Now there are exceptions but they take a lot of time and effort to pull off and no editorial mandate is going to force it to occur. It’s a matter of popular opinion. In 1986 Frank Miller wrote the seminal work “The Dark Knight Returns” and showed Batman in a very dark and gritty light. Along with the success of Alan Moore’s Watchmen in that same year we ushered in the “Dark Age” of comic books where anti-heroes and a more mature focus became the norm. Without public opinion and the strength of the writing in those books we wouldn’t have had the adoption of elements from the mainstream (or… Rob Liefeld). As a result of this we see a more homogenized version of Miller’s Batman (because he is 10 shades of bat-shit crazy in Miller’s hands) in the mainstream nowadays.
So effectively what sticks and what doesn’t is a popularity contest. Comic companies, believe it or not, do not make most of their money on comic sales. They use comics as their testing grounds for what should be adapted into the “long term” canon of a character’s mythos. For example, 1988s Batman: The Killing Joke (also by Alan Moore… in case you had any question of his impact on comics as a genre) was so popular that Barbara Gordon’s paralysis and subsequent role as the hacker and information broker “Oracle” was made canon. I mean Jason Todd (one of the Robins) was literally killed off due to a voting contest.
There is a light at the end of the tunnel however. Now I’ve brought up some fantastic limited series comics in this little rant of mine and that is where the “meat” is. Stories that exist outside normal continuity can have characters die for good, can have them undergo drastic transformations (for better or worse) over the course of the pages. If you want to see where the future of a character is going to be- look at the popular limited series.
Here are some to check out:
- The Sandman (my all-time favorite)
- Old Man Logan
- Batman: The Killing Joke
- Ex Machina: First 100 Days
- Astonishing X-Men (Joss Whedon’s stuff)

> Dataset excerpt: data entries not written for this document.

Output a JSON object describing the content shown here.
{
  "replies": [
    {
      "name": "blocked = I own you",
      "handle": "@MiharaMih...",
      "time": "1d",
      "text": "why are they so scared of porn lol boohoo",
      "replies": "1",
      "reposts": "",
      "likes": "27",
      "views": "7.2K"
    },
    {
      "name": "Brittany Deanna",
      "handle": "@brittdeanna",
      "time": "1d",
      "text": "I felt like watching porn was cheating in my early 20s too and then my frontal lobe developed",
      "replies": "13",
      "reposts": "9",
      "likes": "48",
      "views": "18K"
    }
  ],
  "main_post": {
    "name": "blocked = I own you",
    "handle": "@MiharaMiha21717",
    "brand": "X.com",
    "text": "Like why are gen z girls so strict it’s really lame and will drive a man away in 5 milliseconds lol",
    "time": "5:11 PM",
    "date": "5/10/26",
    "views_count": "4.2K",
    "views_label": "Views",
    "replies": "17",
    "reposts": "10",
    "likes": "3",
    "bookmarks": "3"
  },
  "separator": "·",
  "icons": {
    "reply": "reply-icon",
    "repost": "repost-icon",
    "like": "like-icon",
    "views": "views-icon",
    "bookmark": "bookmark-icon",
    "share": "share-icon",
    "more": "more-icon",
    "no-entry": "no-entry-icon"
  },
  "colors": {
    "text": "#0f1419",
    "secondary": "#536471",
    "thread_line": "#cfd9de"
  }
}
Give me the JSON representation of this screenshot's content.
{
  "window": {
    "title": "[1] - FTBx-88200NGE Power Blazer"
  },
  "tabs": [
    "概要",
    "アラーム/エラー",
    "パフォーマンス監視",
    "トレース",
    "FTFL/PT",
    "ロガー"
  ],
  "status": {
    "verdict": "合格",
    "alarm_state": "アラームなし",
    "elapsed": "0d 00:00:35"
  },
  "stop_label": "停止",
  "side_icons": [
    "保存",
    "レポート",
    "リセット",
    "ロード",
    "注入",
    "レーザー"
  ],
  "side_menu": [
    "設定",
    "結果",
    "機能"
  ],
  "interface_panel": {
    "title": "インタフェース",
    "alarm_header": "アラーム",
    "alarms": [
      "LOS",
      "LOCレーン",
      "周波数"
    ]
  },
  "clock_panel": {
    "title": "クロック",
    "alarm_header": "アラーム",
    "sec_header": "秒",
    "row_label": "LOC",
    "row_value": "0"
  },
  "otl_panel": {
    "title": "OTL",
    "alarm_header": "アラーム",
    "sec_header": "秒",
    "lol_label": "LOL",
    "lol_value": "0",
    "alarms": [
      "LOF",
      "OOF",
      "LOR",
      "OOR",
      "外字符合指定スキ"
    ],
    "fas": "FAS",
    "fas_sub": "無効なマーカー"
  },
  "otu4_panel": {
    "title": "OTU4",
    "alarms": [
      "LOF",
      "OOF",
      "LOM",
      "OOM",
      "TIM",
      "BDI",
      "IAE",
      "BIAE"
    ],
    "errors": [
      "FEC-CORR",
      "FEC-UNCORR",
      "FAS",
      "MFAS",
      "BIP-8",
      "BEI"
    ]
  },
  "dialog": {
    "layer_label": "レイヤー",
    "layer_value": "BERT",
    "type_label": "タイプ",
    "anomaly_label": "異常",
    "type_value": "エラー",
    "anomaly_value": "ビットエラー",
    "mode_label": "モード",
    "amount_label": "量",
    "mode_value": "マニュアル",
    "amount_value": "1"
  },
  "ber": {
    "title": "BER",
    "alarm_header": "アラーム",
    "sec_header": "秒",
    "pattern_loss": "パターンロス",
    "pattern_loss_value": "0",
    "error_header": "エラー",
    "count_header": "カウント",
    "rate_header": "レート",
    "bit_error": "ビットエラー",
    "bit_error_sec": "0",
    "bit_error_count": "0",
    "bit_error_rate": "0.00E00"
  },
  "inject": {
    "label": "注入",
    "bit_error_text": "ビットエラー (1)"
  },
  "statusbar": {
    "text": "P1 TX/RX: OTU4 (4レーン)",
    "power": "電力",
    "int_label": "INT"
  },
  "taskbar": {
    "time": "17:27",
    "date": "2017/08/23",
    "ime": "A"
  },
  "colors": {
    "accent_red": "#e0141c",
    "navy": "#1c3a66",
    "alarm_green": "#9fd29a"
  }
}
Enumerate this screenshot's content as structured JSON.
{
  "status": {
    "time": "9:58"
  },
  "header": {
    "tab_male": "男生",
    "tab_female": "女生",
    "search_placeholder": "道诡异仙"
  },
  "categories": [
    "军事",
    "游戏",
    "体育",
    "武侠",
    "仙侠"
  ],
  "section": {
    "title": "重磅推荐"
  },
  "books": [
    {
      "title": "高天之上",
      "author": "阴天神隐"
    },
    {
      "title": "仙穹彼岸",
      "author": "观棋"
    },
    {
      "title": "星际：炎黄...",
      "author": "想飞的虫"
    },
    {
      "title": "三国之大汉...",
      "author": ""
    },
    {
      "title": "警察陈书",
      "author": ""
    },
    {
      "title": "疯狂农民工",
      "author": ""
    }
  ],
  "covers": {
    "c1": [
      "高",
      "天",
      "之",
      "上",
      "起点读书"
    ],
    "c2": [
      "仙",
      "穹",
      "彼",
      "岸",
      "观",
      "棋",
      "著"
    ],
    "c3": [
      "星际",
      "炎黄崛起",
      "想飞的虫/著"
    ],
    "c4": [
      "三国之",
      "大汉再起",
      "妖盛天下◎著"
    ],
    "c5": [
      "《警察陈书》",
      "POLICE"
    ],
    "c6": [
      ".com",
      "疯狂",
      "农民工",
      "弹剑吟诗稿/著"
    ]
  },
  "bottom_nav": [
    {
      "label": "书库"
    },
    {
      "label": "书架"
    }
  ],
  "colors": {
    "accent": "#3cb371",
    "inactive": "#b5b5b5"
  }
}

- Runaways (SOME rubber-banding)
- The Dark Knight Returns
- Kingdom Come
- Batman: Year One
- DC One Million
- All-Star Superman
- Legends of the Dark Knight
- Spiderman 2099
So let’s go over the big question I’ve got a few times, “Hey Scott, where were you for the last four months or so?”.The short answer is “busy”. The long answer is “very busy”. I recently left my day job to pursue my MBA full time, rather than part time. I’ve also been spending time finishing up writing duties on two separate independent comic series “Good Samaritans” and “Vis”. That’s right- now you guys can make fun of my comics like I do to yours (revenge is sweet isn’t it?). I’ve had the pleasure of working with some absolutely fantastic artists and editors during this process and it has been very illuminating.